Last Updated on
Reading Time: 2 minutesRecently I spoke with one of our highly regulated clients in the financial industry, who was getting “beat up” in an audit because we had jointly chosen to run the web application penetration tests in a “near production” environment rather than in their production environment. Our thought process was as follows:
- The web application we were testing processes highly sensitive data, where integrity is critical.
- Web application penetration testing tools attempt to identify persistent injection vulnerabilities that may result in data being written to the database, thus impacting data integrity.
- Reversing successful injections in a production application/database may not be possible and/or would be more challenging if inserted data “triggers” additional actions (e.g., a stored procedure that processes our injected data).
- Testing in a near production environment that is identically configured (e.g., code base, web server, app server, database tier) provides equivalent value at virtually zero risk.
- The client would make any required changes (dictated by the test results) in production after those changes were validated in near production.
- Pivot Point Security would perform a network vulnerability assessment and penetration test in the production environment to ensure the security of the underlying infrastructure.
I was surprised when the auditor disagreed with this approach, especially, as it is the approach I see leveraged by the vast majority of our client base. The auditor was insistent (despite the fact that our client could document the identical nature of the near-production and production setups) that the testing should have been done in production. When it was explained that the risk associated with a successful injection was deemed too high, he cited that the web application vulnerability scanner should have been used in a “safe” mode.
Needless to say, running in a safe mode means that it is not performing those tests that are not deemed safe. So by running in a safe mode it may miss critical vulnerabilities – essentially a false negative – which is the most dangerous result you can have in a pen test.
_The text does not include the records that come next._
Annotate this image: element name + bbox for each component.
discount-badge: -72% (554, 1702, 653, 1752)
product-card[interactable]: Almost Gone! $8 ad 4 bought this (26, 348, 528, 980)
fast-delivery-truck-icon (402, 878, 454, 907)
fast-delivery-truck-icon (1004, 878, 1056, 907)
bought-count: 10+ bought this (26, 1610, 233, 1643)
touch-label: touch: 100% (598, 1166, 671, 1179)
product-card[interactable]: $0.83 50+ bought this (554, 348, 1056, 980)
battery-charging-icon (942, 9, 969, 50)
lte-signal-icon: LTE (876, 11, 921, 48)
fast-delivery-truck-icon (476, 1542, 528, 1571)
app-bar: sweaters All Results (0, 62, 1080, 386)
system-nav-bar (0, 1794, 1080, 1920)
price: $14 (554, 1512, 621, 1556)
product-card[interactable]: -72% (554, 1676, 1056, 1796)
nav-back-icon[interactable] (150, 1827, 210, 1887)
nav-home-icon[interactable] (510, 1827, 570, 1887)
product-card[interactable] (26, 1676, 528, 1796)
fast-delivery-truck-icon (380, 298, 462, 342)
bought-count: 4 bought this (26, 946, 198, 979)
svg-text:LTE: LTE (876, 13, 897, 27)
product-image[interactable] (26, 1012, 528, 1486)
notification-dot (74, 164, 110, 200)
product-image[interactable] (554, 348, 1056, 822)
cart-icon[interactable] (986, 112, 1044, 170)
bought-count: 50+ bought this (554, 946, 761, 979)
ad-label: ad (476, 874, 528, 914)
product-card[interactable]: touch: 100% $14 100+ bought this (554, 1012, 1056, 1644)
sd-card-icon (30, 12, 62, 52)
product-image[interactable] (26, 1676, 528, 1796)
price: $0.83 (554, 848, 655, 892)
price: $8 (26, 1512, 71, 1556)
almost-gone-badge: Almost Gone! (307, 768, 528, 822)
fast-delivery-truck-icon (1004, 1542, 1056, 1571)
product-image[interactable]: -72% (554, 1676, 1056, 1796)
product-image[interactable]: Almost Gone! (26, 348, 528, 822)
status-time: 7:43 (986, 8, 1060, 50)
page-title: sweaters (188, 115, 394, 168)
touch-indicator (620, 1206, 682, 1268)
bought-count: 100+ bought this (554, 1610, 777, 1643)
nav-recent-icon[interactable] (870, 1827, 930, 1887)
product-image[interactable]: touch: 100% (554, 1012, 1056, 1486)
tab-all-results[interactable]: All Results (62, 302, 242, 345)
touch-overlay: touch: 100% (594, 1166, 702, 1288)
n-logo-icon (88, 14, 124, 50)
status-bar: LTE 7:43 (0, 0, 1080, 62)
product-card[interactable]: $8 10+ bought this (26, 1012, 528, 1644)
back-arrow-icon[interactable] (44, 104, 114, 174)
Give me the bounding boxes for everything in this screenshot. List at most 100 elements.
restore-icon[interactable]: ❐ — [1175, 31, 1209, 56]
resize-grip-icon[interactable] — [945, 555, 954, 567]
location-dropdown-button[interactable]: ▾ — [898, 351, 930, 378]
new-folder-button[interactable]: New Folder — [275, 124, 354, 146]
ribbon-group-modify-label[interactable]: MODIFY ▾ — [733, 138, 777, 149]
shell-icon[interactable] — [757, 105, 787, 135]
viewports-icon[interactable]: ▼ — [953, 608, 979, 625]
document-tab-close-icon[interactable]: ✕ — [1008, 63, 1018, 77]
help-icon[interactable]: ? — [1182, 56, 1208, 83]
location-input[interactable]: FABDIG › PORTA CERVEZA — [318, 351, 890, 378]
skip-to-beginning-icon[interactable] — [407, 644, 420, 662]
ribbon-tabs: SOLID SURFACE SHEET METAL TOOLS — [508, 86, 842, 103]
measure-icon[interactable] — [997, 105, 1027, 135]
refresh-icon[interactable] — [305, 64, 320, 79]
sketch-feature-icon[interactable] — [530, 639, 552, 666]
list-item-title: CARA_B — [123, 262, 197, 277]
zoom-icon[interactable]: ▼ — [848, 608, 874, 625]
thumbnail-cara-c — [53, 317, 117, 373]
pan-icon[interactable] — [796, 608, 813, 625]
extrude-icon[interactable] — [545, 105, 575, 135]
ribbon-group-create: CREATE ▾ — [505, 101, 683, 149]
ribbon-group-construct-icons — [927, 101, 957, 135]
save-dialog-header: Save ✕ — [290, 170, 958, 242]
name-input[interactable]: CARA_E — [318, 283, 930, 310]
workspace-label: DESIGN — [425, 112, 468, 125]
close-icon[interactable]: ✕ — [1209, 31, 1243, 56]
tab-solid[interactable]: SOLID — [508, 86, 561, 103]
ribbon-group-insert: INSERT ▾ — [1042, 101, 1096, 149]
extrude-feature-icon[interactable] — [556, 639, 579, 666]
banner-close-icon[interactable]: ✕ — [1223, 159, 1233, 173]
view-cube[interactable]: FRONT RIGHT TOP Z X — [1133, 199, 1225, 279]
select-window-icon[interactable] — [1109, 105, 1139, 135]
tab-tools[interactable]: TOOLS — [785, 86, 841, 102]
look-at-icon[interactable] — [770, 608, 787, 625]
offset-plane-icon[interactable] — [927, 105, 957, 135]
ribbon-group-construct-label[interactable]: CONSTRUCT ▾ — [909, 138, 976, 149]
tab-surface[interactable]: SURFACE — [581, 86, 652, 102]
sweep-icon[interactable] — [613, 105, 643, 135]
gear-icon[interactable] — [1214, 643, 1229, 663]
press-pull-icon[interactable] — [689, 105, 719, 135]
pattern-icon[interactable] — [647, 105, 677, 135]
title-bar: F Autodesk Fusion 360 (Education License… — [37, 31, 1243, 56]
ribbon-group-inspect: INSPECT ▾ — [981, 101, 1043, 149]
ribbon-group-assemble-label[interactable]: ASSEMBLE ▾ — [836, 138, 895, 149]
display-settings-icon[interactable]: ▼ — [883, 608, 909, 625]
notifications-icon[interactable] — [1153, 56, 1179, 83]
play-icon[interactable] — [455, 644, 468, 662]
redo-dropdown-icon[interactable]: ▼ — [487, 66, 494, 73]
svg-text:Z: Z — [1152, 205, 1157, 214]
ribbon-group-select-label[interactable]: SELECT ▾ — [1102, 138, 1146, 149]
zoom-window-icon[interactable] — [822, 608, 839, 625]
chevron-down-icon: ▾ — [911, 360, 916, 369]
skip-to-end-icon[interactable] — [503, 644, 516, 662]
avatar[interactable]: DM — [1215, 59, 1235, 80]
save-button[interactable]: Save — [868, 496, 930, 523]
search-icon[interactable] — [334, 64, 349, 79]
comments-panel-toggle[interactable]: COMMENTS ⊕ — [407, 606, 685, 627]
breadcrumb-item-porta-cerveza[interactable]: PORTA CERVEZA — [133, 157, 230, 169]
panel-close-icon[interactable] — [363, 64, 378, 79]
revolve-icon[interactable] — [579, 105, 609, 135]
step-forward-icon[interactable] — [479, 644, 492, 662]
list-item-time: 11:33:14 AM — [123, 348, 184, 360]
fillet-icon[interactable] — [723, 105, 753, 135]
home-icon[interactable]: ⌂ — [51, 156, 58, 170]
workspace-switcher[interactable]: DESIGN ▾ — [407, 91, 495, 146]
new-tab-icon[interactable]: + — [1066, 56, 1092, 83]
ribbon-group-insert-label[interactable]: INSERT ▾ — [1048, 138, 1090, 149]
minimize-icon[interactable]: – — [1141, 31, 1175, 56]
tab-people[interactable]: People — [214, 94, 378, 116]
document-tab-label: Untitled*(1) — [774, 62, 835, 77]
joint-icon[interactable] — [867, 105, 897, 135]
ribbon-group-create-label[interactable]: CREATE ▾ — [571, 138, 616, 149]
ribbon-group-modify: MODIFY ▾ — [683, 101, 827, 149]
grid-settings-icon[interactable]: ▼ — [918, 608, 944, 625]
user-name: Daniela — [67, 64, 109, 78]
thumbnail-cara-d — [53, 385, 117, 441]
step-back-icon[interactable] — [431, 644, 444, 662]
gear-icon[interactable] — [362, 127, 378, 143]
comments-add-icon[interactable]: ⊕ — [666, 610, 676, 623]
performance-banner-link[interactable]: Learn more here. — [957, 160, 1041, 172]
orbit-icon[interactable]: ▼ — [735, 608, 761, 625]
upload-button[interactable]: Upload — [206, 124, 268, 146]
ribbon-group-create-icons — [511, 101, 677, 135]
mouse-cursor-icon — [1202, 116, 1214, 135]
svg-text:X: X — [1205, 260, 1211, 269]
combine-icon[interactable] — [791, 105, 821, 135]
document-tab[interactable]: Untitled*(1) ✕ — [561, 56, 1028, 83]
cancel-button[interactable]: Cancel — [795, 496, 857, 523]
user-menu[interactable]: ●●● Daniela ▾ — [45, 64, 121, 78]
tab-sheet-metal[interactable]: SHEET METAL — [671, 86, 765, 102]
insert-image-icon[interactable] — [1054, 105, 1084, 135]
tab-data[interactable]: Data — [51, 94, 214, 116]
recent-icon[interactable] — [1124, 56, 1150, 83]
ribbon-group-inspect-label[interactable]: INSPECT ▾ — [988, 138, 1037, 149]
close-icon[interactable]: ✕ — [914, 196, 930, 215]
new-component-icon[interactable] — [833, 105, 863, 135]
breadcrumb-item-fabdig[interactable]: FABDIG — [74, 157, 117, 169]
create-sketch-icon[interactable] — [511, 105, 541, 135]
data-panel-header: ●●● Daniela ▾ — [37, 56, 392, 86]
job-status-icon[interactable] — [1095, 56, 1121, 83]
So he asked the auditor “ Do you want me to run:”
- A “safe” test in production that may miss things
- A “comprehensive” test in near-production whose results are applied to production
- A “comprehensive” test in production that may impact the integrity of client data
To my surprise he didn’t care whether it was ‘1’ or ‘3’ – as long as it was run in production. I find the answer remarkable. Do you?
I found one other thing suprising — that I could not find any “standard” guidance on this from resources like OWASP or Microsoft.
Free OWASP ASVS Testing Guide
If you are just learning about OWASP’s testing standard or are considering the best way to prove the security of an application, this guide is meant for you!
Hello and appreciate your article! I also have clients who are apprehensive about pen testing apps in production but required to do so by audit. Has there any further discussion on the case you have presented, even how to ensure the non-prod environment is (or nearly) a mirror image of prod?
thanks for your help,
Gerry Asche
Internally, we’ve discussed this at length. The “right” answer really comes down to what the client wants. We’ve performed several penetration tests against applications that are within the client’s PCI CDE (which states testing should be performed against production). How the testing was conducted, usually came down to what the auditor wanted to see. We had some who were fine with us testing the application at the client’s DR site, or a production equivalent staging environment. However, we’ve also worked with auditors that wanted the application tested in the live, production environment. In those cases, we documented exactly what we would be attempting, with potential results, and had both the client and auditor acknowledge the risks. We then tested in production, in off-hours after confirming they had a valid, full DB backup (or any method to roll back changes).
The bottom line is that some standards (and/or auditors) dictate that an application must be tested in the production environment. The best thing you can do educate them to the potential risks, ensure they have some sort of working disaster recovery method, and agree upon procedures should your testing cause an issue in production.